Yamiko buried her thoughts and stepped out of the shadows,
glancing around. The girl was a speck in the distance, moving up
the beach.
Odd. She'd been expecting some of the Kenzan members
present in Dasumura to at least follow the girl; like the Circle,
they had not gotten where they were by being incautious. Even if
her disposing of the two the girl had left tied in the alley had
stopped the news reaching Dasumura, there still should have been
observers.
Yamiko sighed, or her closest approximation of it, which was
rather like a piece of sheet metal being torn in half.
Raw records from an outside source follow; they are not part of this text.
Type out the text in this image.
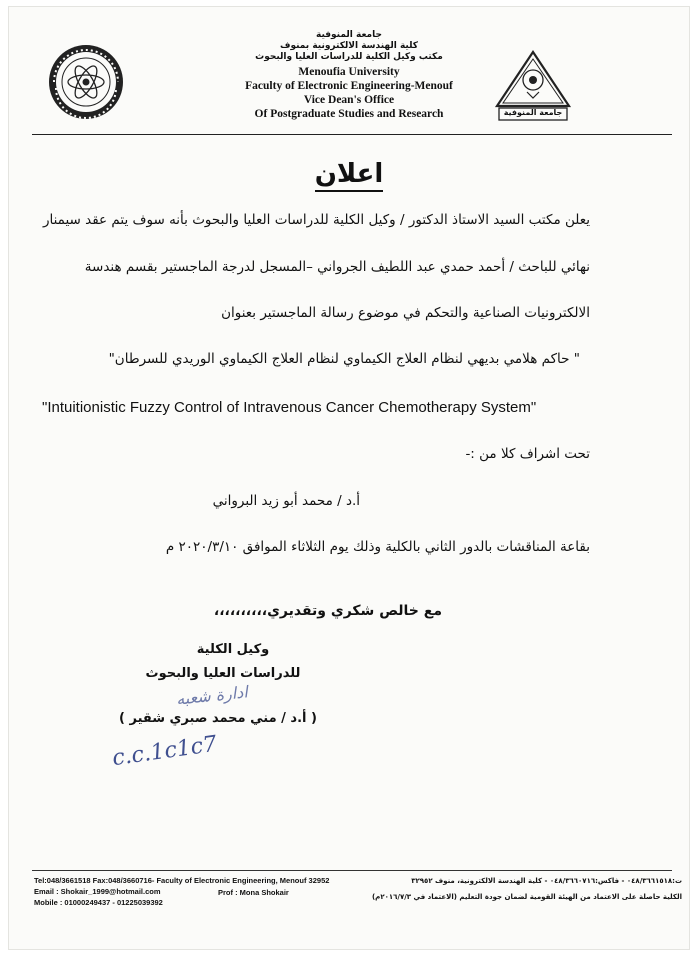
جامعة المنوفية
كلية الهندسة الالكترونية بمنوف
مكتب وكيل الكلية للدراسات العليا والبحوث
Menoufia University
Faculty of Electronic Engineering-Menouf
Vice Dean's Office
Of Postgraduate Studies and Research	جامعة المنوفية
اعلان
يعلن مكتب السيد الاستاذ الدكتور / وكيل الكلية للدراسات العليا والبحوث بأنه سوف يتم عقد سيمنار
نهائي للباحث / أحمد حمدي عبد اللطيف الجرواني –المسجل لدرجة الماجستير بقسم هندسة
الالكترونيات الصناعية والتحكم في موضوع رسالة الماجستير بعنوان
" حاكم هلامي بديهي لنظام العلاج الكيماوي لنظام العلاج الكيماوي الوريدي للسرطان"
"Intuitionistic Fuzzy Control of Intravenous Cancer Chemotherapy System"
تحت اشراف كلا من :-
أ.د / محمد أبو زيد البرواني
بقاعة المناقشات بالدور الثاني بالكلية وذلك يوم الثلاثاء الموافق ٢٠٢٠/٣/١٠ م
مع خالص شكري وتقديري،،،،،،،،،،
وكيل الكلية
للدراسات العليا والبحوث
( أ.د / مني محمد صبري شقير )
ادارة شعبه
c.c.1c1c7
Tel:048/3661518 Fax:048/3660716- Faculty of Electronic Engineering, Menouf 32952
Email : Shokair_1999@hotmail.com
Mobile : 01000249437 - 01225039392
Prof : Mona Shokair
ت:٠٤٨/٣٦٦١٥١٨ - فاكس:٠٤٨/٣٦٦٠٧١٦ - كلية الهندسة الالكترونية، منوف ٣٢٩٥٢
الكلية حاصلة على الاعتماد من الهيئة القومية لضمان جودة التعليم (الاعتماد في ٢٠١٦/٧/٣م)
She had
been hoping to do some more killing before the day was through.
Shrugging, she gathered the darkness around her like a
cloak, and set off to follow the girl.
**********
It was slow going, walking on the sand, but Ukyou managed
well enough. Twilight began to fall as she walked, the sky
turning ruddy, streaked with purple and crimson clouds, as the
sun sank into the western ocean.
Twilight fell, and, as she continued to walk, night began to
come as well, an unravelling of the sky from sunset to darkness.
One moment, there was light, as the last of the sun hung
above the rim of the horizon, and then it dipped below, and the
darkness came. Ukyou stopped and looked up at the stars, at the
waning moon, still nearly full. A wind blew from the west,
tasting of salt and sea, fluttering her hair about her face.
She felt a slight chill, and continued to walk. She was
sure it had been more than two miles now. Kako had almost
certainly lied; she'd been stupid to trust her at all. The
Kenzan headquarters were likely nowhere near here.
A dark movement out of the corner of her eye made her turn
her head, but it was only the branches of a thin tree waving in
the wind, skeletal arms.
Shaking her head, Ukyou looked up at the twenty feet or so
of high, rocky cliffs that rose above her head. The beach was a
narrow stretch now, perhaps twenty feet wide. Lava formations
were scattered across the white sand, formed untold ages ago
when the fires of the volcanoes had spewn forth from the heart of
the earth.
The waves rolled gently on the beach, as Ukyou turned and
began to walk back the way she'd came, berating herself for
foolishness in walking on the beach, letting herself get
distracted by the beauty of the scenery. The compound was
supposed to be up on the cliffs, after all.